Someone from the town wanted to hang him, hang him high.
“String him up,” he said.
I did not want to string him up. I wanted to speak with him for a minute first and try to find out what it was that made him do it.
“What made you do it,” I’d ask.
I would ask, and he would tell me.
After I found out what made him do it, after he told me what is was that made him do it, I would write it down. When I wrote it down, I would try and remember exactly what he said, what his words were, what his exact words were word for word and not the words I thought he said or perhaps really should have said because they would have made what he said that much more clear. No, I would write down his words, exactly what he said, word for word, exactly as he had said it. But if I could not remember exactly what his words were, I would do my best to keep the essence of what he had said intact.
After I wrote it all down, I would read it over and over again.

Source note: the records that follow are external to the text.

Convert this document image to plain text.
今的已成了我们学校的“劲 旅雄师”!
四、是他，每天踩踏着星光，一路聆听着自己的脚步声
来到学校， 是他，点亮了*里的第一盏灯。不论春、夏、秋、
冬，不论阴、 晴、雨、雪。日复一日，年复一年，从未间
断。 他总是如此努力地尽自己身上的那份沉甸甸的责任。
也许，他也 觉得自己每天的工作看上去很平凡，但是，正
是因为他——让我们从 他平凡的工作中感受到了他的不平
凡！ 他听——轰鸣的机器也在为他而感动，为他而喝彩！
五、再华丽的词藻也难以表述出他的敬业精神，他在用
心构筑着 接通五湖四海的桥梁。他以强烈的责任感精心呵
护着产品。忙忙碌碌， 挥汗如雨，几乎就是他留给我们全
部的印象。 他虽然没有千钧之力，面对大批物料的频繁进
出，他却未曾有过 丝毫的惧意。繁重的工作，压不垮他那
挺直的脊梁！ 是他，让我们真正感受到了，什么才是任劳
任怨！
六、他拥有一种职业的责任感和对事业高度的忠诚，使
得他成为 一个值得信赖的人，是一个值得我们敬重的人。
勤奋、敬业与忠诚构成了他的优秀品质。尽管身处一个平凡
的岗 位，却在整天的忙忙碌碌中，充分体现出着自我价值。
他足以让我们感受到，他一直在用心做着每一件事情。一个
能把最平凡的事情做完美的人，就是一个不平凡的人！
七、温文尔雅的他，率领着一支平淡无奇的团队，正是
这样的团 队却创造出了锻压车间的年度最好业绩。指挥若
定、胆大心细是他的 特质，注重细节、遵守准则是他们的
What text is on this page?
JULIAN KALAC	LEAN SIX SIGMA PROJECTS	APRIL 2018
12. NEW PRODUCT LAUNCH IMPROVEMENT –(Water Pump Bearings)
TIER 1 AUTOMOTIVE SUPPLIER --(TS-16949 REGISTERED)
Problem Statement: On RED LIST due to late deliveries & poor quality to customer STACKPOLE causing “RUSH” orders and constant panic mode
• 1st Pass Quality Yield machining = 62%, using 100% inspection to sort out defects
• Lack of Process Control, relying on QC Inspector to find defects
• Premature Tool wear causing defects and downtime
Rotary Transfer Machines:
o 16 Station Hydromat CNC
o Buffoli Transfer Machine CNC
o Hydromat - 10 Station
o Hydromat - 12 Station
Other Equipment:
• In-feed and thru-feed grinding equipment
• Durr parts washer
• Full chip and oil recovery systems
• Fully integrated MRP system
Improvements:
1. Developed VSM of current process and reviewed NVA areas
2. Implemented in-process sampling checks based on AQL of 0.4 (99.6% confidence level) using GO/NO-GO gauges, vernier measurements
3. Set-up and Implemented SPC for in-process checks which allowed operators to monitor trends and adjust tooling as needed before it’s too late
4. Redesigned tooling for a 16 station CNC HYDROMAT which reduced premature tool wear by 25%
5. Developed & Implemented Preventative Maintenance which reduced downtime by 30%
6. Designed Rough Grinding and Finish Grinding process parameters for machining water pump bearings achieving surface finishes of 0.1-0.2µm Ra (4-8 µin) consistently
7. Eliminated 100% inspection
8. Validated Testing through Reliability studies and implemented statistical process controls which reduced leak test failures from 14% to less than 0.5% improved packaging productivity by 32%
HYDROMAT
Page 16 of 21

As I read, I would concentrate on the man, my interview with the man in the cell, the interview where I asked him why he did it and what was going through his head when he did it and so on and so forth. I would read and concentrate and as I read I might notice some things I got wrong, subtle nuances I failed to capture, or things I just plain forgot. Reading what I had written over and over again in this fashion will serve, with each pass through what I had written, to bring the two versions further into line. I would read what I had written as many times as necessary to ensure that what I had written was faithful to what the man had said and the environment in which he had said it.
At his point I would have full convergence and a factual story. I would have a record of why the man did what he did and why he did it, why he said that he did it, and if he had to do it all over again what he would do differently. I would know that if he could change one thing, any one thing at all, what this one thing was. I would know something about this man and what he might have become if he had changed this one thing, if in fact he had wanted to change one thing at all.